The maximum aperture is an important decision with any lens purchase, and that holds true with lenses for bird photography. You’ll find that ultra-telephoto lenses just don’t come with super-wide apertures very often. Instead, wider apertures more so come into play with low light shooting with this focal length range. If you plan on photographing in low light conditions, such as first and last light or dense forests, look for a wider maximum aperture to ensure you can let in enough light. If you’re worried that you won’t get blurry backgrounds with an f/5.6 lens, you shouldn’t be. You typically get great separation from a telephoto lens like this when it comes to subject and background. You don’t need f/2.8 the vast majority of the time.


Ultra telephoto lenses are not light lenses. Many of the best lenses for bird photography are large and can be rather cumbersome; there is no getting around it. However, some are lighter than others. If you are heading into the backcountry or traveling to photograph birds, look for a lighter lens to save your back as you make your way to your destination. 


Q: What lenses do bird photographers use?

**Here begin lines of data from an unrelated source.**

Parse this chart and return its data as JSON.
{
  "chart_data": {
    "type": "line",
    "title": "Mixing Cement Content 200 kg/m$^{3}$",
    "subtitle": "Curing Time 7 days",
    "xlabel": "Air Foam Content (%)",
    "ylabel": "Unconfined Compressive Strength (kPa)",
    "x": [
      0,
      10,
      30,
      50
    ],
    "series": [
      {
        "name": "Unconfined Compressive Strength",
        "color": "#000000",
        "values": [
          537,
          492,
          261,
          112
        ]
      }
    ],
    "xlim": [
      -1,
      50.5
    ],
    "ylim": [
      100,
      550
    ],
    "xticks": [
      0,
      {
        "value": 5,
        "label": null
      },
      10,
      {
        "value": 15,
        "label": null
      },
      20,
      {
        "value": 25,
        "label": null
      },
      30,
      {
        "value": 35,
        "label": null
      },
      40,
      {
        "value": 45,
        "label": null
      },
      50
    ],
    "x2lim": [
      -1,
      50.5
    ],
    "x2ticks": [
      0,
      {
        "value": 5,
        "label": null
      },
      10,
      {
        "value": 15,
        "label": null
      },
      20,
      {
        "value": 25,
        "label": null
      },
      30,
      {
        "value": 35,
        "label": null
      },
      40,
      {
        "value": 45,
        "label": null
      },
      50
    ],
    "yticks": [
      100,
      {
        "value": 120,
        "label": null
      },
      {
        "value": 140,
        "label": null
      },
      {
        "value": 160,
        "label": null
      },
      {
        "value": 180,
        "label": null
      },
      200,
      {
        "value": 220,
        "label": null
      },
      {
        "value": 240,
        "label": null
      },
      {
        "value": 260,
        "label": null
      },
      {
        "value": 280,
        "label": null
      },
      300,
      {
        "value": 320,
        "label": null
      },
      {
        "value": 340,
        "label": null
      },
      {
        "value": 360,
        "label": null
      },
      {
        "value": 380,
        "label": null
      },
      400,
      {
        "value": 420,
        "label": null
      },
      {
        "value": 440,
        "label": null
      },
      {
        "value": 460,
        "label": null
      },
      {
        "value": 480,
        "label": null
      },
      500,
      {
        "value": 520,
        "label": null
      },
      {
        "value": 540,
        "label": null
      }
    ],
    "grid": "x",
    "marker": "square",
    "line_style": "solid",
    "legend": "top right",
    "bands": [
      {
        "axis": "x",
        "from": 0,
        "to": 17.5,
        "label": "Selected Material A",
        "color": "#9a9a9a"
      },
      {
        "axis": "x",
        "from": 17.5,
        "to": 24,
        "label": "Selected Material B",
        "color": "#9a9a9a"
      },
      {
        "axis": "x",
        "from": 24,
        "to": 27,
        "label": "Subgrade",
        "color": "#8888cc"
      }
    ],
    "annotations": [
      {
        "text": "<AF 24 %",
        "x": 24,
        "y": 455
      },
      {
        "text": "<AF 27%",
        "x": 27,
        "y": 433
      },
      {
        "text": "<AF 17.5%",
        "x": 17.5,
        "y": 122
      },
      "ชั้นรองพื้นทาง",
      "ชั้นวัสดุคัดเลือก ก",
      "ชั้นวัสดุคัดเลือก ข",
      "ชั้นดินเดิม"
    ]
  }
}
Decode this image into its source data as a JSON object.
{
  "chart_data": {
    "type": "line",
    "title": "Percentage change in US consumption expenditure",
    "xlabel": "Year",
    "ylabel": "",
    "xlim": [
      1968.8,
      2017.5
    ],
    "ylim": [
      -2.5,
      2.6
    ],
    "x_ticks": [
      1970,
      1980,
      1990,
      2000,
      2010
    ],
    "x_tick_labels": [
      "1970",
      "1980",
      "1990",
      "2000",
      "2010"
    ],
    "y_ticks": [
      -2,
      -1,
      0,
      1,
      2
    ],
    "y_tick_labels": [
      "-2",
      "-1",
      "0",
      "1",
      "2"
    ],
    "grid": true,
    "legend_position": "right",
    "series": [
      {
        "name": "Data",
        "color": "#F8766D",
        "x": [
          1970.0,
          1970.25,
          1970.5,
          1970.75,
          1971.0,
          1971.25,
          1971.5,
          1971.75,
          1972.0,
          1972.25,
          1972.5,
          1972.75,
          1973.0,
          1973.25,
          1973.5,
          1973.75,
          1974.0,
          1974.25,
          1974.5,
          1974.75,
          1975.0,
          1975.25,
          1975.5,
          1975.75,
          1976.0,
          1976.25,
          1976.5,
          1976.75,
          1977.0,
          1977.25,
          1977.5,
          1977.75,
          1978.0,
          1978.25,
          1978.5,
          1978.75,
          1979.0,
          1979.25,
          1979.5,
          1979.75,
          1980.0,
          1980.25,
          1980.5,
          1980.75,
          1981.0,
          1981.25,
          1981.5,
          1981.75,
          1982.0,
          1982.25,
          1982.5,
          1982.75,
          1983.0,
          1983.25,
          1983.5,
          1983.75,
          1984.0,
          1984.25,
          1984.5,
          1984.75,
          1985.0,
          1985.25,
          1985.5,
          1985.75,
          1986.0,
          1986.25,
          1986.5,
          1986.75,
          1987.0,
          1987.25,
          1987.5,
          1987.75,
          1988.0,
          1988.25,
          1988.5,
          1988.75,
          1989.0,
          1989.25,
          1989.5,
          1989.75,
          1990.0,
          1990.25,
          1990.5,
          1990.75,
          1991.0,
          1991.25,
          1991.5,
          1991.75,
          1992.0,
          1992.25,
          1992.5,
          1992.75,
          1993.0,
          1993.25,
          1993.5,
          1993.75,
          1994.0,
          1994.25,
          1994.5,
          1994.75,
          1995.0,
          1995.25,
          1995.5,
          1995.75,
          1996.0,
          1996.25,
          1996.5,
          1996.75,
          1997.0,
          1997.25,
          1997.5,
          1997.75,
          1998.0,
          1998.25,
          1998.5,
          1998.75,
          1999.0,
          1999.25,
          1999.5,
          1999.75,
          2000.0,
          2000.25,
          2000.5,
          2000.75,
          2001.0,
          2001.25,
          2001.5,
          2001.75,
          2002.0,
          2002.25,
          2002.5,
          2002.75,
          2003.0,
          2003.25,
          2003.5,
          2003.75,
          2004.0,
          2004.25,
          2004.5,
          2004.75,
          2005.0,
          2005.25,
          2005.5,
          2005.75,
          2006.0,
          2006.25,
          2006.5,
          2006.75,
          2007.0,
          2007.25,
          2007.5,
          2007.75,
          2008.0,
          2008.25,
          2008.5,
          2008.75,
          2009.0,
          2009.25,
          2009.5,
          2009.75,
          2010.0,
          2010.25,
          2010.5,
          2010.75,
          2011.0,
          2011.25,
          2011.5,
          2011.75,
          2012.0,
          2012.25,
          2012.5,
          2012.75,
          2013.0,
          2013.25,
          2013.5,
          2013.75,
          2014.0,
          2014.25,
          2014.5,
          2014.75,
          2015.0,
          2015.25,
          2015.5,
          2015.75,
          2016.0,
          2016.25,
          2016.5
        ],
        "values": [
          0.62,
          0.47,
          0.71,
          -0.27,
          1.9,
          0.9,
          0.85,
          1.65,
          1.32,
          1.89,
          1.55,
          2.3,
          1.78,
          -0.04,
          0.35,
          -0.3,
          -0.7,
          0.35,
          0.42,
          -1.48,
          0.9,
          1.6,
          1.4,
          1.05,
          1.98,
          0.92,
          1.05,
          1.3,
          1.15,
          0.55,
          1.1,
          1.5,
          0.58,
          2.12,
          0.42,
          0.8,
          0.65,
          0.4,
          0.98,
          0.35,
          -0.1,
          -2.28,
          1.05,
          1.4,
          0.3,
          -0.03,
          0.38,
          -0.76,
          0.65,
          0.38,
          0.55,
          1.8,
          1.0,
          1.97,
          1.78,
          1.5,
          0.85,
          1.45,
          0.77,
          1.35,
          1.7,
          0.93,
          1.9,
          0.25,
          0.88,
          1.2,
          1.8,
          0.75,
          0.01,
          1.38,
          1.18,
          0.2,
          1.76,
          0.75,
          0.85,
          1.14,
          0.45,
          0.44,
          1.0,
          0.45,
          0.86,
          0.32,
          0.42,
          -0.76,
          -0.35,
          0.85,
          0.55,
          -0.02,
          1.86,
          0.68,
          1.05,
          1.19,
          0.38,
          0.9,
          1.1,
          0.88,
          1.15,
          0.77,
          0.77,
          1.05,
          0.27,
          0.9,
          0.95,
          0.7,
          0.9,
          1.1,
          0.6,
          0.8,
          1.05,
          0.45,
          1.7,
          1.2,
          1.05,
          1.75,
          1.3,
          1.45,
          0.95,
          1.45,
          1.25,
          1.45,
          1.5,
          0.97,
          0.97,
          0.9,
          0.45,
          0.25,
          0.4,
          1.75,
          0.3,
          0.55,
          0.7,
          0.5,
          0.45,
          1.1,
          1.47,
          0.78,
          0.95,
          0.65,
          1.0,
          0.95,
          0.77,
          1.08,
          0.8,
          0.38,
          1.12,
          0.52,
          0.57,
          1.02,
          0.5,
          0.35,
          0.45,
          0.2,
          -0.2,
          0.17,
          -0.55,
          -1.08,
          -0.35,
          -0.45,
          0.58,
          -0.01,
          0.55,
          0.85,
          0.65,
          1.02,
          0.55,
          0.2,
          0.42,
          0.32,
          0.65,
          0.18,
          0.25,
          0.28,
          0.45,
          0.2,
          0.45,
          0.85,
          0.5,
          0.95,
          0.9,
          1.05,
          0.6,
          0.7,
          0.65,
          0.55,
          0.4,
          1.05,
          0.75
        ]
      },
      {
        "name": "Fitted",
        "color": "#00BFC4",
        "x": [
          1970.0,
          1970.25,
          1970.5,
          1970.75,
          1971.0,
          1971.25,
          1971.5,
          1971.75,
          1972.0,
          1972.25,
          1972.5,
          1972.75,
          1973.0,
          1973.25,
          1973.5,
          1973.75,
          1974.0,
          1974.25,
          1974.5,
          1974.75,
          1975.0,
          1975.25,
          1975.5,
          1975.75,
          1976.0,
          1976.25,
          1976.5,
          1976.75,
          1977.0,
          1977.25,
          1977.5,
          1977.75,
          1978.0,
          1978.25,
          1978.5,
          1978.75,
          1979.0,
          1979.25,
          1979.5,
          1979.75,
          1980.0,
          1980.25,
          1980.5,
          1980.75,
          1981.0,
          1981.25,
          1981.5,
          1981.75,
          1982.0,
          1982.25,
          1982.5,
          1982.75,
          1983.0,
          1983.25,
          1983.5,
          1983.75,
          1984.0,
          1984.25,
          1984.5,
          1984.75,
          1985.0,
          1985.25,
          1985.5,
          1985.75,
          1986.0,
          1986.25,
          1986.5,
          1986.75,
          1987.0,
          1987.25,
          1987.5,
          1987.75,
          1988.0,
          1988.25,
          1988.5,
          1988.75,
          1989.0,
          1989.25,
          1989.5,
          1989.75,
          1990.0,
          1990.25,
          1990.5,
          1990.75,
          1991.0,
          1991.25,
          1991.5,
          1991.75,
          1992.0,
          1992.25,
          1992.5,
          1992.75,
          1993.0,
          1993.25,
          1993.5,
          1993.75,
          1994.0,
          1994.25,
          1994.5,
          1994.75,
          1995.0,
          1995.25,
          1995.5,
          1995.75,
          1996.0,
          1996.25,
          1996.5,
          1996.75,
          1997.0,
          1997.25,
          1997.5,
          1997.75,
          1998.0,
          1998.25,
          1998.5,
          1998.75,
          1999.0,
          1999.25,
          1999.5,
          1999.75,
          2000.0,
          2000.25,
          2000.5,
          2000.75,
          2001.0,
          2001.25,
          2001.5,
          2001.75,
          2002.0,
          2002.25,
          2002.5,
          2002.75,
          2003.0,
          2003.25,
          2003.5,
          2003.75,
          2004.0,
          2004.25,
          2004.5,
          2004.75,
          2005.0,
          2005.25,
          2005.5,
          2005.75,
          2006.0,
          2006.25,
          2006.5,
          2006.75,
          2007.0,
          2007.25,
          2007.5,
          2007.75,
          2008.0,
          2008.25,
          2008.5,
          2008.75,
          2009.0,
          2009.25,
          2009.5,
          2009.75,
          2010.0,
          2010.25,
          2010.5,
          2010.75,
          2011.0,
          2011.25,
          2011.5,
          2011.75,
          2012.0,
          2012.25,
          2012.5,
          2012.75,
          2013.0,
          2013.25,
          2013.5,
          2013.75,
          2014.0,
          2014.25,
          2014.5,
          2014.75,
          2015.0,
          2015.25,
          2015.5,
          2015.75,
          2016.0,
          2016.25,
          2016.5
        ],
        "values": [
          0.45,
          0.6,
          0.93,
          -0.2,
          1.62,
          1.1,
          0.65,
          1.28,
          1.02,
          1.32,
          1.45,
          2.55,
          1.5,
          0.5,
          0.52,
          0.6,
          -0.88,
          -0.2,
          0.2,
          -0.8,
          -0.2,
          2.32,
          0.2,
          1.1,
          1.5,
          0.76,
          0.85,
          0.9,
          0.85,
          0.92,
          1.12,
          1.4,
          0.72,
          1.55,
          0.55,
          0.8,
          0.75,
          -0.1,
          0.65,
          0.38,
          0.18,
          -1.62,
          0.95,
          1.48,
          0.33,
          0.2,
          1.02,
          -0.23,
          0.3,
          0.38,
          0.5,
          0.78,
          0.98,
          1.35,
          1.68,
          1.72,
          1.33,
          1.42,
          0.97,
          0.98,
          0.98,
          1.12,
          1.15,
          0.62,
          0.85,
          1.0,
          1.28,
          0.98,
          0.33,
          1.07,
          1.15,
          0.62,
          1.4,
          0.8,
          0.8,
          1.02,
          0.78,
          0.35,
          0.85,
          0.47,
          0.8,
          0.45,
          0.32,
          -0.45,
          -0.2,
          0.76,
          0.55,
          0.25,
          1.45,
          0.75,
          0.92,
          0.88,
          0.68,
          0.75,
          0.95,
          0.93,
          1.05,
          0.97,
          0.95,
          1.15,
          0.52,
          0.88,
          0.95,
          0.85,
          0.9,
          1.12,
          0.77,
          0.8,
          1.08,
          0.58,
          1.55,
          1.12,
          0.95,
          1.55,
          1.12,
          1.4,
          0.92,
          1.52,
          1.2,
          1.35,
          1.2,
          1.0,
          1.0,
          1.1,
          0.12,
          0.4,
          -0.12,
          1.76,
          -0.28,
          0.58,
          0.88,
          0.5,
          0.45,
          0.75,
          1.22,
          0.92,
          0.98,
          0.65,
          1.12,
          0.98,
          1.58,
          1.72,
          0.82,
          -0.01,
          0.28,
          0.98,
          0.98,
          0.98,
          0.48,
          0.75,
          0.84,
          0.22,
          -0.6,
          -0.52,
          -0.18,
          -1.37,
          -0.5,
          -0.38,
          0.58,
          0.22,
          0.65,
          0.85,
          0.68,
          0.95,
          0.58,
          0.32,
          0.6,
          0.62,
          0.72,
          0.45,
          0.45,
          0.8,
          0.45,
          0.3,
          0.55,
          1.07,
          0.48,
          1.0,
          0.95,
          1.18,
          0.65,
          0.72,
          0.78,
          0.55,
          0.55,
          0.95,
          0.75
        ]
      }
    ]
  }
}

Bird photographers use ultra-telephoto lenses. These lenses provide excellent magnification,  allowing photographers to keep their distance and leave birds undisturbed in their environment. Except in unique situations, standard telephoto lenses will not provide enough magnification, resulting in the bird taking up a very small part of the image or getting scared off because you are too close.

Q: What size lens is best for bird photography?

A lens with a focal length between 300mm and 500mm is the best lens for bird photography. For birds in flight, you can get away with staying at the 300mm end of the spectrum, with 500mm being ideal for stationary birds. However, if you really want exceptional, dramatic bird photographs, a 600mm lens will be excellent.

Q: Is 300mm enough for bird photography?

300mm is enough for bird photography, though it is generally considered the bare minimum. It will work well in a situation where the birds are a bit tamer, and you can be a little closer to them. But, it may not be enough for situations where you have to keep your distance. 

Q: What is the best shutter speed for birds?

The best shutter speed for birds will be a fast one. Birds move quickly, so you’ll need a fast shutter speed to freeze their movement in your images. A shutter speed of at least 1/1000 is ideal, though the faster, the better. If the birds you photograph are mostly stationary, you can get away with something slower, but if there is much movement, you will need to stick with a fast shutter speed.

Final thoughts on the best lenses for bird photography

No matter what camera system you use, you will be able to find a high-quality lens for bird photography. Narrowing in on your budget and the ideal focal length for your location type will help you select the best lenses for bird photography.